Catching StopIteration

Hi,

I’m new to Trio and was looking for some help.

I have a generator that is ending via raising StopIteration and I want to catch the exception and shutdown elegantly, the following code works:

    async def func_called_by_run(self) -> None:
        # ... Startup code
        while True:
            gen = await ... # returns a generator
            try:
                consume(gen)  # Throws `StopIteration` when `gen` runs out.
            except RuntimeError as e:
                if e.args == ('generator raised StopIteration', ):
                    return
                raise e

Is there a better way?

The above is very fragile because the error message ('generator raised StopIteration', ) could change.

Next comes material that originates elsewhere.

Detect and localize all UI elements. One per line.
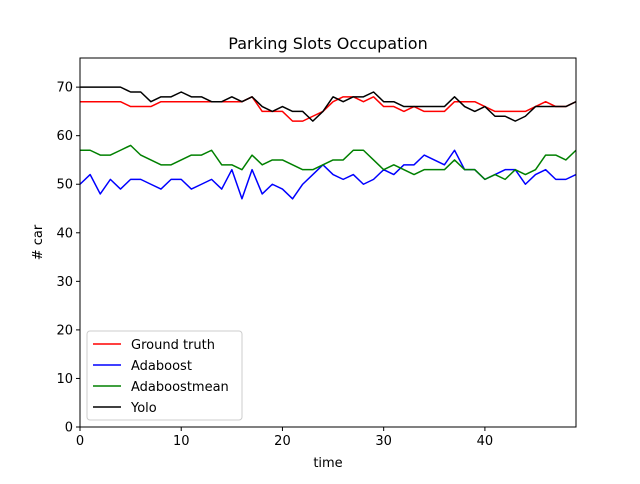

Thanks in advance for any help.

Howard.

In general you can’t raise StopIteration from a generator, async function, or async generator (all three of which share substantial logic inside the Python interpreter). PEP 479 has the full rationale, but basically allowing StopIteration to escape was tending to suppress errors in unintended ways. The optimal approach would be to change the interface of gen so it uses a different exception to signal the thing you’re trying to notice. If that’s not possible, I don’t think you have any option except checking the message of the RuntimeError as you’re doing here.

Many thanks for that PEP reference, I didn’t know that! I thought it was trio doing the exception wrapping. Great help. Thanks again, Howard.